Jeder kennt es: Um sich bei einer Firma registrieren zu lassen oder etwas zu kaufen muß man persönliche Angaben, zumindest Adresse, E – Mail oder Telefonnummer, machen. Die anschließenden Werbebriefe oder E - Mails hat wahrscheinlich jeder schon erlebt. Umso ehrlicher erscheint mir das Angebot von ifay.de. Wer hier über Fragebögen persönliche Angaben macht, dessen Adresse wird zum Kauf angeboten. An den Erlösen wird der Kunde mit 40% beteiligt. Positiv ist auch, daß man über E- Mail informiert wird, welche Firma die Adresse erworben hat. Eine Garantie über die Richtigkeit der Angaben hat man natürlich nicht.

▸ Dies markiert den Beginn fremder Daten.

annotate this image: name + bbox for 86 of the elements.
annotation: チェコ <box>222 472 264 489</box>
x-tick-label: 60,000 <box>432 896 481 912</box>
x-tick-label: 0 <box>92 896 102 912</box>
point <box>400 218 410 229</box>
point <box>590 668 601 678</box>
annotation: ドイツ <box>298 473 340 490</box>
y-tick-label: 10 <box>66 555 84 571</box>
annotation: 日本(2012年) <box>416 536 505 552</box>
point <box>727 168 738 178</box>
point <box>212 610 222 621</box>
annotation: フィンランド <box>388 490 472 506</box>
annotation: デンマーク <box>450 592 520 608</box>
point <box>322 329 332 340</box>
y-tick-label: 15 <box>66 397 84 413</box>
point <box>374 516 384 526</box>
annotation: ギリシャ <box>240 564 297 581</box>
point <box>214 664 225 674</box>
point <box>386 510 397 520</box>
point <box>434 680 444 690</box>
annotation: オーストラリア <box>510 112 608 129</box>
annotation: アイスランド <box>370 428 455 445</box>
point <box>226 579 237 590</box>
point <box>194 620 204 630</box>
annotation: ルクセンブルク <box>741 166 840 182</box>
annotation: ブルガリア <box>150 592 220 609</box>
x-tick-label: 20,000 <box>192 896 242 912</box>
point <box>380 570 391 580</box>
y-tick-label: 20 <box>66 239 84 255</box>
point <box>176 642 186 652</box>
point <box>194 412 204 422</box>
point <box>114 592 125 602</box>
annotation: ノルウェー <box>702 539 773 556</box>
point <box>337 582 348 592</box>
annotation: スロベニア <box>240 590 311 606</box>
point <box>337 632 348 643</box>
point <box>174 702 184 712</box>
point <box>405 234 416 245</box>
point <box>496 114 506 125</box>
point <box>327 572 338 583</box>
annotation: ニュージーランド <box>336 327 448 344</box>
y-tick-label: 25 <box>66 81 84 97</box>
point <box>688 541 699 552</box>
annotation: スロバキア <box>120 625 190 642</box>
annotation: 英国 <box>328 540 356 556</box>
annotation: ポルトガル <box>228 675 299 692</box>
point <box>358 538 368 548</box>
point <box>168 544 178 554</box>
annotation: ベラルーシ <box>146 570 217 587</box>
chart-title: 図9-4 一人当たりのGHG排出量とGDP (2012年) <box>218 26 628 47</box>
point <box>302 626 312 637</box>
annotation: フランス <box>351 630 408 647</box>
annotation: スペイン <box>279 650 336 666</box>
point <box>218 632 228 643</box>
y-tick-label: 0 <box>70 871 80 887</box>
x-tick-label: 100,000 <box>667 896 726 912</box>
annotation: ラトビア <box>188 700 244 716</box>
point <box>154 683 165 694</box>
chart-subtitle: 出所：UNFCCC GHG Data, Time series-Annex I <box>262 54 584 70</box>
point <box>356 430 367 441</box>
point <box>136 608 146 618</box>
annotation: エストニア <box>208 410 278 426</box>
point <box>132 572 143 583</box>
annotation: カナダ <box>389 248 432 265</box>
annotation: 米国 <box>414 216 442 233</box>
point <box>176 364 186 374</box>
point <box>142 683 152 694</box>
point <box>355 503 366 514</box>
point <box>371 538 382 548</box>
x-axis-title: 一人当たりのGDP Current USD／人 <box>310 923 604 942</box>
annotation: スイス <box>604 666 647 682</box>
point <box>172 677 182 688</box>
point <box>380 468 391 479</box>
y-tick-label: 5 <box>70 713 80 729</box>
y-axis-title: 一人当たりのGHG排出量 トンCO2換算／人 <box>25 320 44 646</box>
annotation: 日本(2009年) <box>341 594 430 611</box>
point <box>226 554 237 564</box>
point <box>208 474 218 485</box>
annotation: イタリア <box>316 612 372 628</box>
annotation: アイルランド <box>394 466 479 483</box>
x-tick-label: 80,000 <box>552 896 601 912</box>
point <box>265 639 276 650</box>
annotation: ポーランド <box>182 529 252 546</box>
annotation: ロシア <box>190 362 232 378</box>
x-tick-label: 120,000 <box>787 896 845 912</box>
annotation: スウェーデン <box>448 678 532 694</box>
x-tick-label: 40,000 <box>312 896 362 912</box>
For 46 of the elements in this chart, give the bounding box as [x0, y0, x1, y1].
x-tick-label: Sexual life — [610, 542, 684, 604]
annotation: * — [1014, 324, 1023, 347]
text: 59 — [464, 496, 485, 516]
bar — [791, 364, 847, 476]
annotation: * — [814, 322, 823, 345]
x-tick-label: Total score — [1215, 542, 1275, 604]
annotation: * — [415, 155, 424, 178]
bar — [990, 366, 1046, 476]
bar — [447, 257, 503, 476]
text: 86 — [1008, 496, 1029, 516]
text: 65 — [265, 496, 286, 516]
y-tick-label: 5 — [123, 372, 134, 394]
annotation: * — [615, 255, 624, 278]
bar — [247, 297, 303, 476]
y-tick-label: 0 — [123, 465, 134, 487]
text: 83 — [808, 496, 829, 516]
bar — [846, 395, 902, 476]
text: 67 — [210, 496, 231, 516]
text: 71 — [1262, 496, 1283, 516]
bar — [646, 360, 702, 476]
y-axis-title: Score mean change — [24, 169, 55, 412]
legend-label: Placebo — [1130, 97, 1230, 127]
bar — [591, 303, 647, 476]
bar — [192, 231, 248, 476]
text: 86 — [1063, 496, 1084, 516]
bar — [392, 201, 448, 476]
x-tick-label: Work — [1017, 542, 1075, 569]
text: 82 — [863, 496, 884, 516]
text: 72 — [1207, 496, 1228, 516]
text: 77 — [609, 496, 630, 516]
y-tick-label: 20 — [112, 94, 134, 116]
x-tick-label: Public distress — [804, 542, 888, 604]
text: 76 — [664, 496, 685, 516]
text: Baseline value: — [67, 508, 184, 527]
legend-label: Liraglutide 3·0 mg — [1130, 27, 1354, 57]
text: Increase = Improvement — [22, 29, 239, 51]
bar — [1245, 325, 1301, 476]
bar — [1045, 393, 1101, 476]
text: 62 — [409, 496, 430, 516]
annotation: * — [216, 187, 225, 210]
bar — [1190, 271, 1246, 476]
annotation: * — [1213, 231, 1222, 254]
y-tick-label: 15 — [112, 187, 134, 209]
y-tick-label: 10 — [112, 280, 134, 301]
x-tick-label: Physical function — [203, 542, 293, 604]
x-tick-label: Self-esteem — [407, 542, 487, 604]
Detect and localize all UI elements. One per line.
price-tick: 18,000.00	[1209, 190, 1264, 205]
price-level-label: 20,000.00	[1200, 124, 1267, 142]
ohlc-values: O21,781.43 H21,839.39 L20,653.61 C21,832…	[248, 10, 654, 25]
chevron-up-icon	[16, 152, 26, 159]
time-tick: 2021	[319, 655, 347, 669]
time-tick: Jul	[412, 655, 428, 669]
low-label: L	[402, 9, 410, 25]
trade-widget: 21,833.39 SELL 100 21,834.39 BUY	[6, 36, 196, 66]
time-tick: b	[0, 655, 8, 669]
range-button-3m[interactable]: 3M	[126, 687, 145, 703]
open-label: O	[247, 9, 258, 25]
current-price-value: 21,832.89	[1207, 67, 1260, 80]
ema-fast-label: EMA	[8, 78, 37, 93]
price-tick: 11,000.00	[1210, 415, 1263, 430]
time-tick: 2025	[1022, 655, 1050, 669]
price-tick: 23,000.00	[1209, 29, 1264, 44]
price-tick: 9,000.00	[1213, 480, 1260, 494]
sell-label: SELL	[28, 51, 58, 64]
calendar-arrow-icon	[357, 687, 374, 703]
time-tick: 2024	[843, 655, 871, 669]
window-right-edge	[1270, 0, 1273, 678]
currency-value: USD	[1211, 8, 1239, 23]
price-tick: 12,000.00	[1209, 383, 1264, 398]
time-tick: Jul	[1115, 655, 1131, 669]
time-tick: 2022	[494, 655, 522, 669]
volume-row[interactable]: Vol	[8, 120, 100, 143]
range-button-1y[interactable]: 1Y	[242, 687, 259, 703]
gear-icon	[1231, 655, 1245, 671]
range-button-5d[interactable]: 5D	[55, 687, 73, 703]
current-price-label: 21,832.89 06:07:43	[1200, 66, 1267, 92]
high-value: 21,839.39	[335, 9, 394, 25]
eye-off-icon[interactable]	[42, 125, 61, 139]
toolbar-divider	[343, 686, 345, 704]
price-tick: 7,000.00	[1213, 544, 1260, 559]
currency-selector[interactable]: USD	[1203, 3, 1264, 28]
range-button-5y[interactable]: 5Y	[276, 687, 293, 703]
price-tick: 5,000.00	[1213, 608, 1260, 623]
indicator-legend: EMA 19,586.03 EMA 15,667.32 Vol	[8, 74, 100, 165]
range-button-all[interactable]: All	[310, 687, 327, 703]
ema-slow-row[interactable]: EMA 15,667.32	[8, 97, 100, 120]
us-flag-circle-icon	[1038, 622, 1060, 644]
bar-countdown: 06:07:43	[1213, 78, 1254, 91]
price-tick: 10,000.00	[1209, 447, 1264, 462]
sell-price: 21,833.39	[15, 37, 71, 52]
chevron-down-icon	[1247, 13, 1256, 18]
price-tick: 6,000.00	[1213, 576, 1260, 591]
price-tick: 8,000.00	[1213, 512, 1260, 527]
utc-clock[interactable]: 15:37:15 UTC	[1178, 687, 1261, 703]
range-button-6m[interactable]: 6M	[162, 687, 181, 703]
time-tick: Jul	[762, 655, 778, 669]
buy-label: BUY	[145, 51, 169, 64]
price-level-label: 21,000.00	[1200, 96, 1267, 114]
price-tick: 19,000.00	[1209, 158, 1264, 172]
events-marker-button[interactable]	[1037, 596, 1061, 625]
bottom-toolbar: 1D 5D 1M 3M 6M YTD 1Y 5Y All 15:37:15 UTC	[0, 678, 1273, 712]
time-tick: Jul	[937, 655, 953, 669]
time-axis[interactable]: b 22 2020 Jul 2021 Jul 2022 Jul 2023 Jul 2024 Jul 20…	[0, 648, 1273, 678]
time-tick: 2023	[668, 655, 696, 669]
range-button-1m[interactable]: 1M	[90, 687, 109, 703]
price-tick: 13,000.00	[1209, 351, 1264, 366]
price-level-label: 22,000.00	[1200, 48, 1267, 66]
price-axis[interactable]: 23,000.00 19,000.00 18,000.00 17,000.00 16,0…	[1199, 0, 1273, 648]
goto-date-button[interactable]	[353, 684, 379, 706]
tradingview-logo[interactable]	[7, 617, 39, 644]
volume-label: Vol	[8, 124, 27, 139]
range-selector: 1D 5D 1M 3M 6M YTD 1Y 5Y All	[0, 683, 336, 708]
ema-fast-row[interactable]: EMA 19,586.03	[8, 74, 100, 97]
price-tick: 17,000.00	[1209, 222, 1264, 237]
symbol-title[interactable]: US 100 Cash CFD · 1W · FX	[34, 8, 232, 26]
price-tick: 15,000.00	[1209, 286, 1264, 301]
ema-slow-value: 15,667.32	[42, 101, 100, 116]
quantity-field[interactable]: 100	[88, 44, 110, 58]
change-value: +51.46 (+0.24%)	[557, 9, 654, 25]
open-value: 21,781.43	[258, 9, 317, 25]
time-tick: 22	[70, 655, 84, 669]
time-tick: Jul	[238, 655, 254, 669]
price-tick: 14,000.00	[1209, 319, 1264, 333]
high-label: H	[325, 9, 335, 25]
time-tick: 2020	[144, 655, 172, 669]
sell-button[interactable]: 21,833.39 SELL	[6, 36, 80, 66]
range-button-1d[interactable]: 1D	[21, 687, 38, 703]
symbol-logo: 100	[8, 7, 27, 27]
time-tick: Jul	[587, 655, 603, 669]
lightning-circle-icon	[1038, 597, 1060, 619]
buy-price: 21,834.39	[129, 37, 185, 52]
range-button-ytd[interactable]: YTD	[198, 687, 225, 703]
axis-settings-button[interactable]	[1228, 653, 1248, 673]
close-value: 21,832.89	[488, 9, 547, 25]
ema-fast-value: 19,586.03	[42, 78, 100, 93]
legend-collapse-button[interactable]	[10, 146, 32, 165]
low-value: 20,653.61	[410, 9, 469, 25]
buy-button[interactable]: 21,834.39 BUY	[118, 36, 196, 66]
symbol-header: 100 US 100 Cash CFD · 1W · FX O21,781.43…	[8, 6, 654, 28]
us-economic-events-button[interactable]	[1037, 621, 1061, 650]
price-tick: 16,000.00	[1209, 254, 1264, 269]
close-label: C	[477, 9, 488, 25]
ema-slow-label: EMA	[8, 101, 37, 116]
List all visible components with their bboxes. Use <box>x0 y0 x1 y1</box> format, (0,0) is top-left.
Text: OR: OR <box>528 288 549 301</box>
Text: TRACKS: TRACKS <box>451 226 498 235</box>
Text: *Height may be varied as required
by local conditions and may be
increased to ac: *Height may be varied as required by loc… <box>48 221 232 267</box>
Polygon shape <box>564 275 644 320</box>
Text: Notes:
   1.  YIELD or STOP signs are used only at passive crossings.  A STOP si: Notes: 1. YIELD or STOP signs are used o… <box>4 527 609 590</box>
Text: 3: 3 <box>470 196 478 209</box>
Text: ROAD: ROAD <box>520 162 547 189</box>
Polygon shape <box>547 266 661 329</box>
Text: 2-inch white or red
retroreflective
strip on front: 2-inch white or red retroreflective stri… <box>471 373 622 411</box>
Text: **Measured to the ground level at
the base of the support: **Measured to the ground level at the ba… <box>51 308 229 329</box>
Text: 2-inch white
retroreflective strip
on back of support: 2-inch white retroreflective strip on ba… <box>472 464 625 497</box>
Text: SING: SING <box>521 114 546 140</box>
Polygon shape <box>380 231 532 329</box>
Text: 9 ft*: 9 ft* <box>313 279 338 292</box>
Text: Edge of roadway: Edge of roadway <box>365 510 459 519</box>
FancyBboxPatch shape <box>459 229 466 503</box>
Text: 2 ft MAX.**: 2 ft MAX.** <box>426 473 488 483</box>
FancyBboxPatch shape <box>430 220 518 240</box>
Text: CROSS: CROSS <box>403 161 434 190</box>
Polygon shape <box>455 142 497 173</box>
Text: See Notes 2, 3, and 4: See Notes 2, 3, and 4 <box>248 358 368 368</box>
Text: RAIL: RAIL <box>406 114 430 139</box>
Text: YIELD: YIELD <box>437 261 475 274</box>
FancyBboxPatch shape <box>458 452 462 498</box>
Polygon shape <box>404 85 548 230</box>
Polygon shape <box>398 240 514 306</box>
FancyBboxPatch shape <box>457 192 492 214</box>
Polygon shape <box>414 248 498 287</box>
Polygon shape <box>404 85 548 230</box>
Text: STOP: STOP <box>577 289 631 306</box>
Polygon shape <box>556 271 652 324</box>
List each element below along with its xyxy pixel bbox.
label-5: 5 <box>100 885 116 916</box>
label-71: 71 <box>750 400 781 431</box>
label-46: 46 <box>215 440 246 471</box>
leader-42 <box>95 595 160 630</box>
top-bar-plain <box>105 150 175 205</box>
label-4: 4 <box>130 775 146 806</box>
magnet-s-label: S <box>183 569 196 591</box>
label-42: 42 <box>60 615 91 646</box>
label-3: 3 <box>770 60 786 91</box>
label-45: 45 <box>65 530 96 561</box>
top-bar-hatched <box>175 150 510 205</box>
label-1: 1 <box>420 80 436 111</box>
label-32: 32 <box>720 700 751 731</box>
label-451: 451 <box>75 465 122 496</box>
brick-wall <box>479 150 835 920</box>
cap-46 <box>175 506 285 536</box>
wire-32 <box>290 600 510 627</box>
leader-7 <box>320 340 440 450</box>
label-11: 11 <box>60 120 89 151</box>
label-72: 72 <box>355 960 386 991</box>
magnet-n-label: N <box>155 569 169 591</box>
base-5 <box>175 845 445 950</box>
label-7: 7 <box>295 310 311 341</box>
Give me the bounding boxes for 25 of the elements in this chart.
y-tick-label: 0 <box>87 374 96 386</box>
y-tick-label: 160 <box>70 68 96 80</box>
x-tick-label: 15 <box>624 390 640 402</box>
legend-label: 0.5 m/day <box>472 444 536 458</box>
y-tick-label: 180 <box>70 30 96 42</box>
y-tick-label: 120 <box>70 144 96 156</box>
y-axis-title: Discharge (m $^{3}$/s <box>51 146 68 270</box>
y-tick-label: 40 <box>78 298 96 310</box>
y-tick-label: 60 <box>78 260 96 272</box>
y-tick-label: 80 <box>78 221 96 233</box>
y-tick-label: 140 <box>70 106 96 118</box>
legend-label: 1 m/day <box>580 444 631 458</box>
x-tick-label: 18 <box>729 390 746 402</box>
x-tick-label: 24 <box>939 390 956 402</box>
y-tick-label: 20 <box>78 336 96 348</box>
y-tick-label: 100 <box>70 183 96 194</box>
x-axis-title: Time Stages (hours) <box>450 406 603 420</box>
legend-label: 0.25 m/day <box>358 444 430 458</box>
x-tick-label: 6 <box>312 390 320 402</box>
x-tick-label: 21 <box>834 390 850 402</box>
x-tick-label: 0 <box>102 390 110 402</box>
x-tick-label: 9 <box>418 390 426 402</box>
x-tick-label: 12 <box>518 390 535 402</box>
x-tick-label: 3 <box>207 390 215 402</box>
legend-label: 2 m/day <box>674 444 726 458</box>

Ifay ist nun schon vor einigen Monaten gestartet, aber bis jetzt ist noch nicht viel passiert (mein Kontostand einige magere Euro, die noch nicht einmal für eine Auszahlung reichen). Es scheint, daß dieses Geschäft auch in der Zukunft nicht florieren wird, reich werden kann man damit sicherlich auch nicht. Insgesamt bin ich also eher skeptisch, vielleicht will man ja nur Leute anlocken.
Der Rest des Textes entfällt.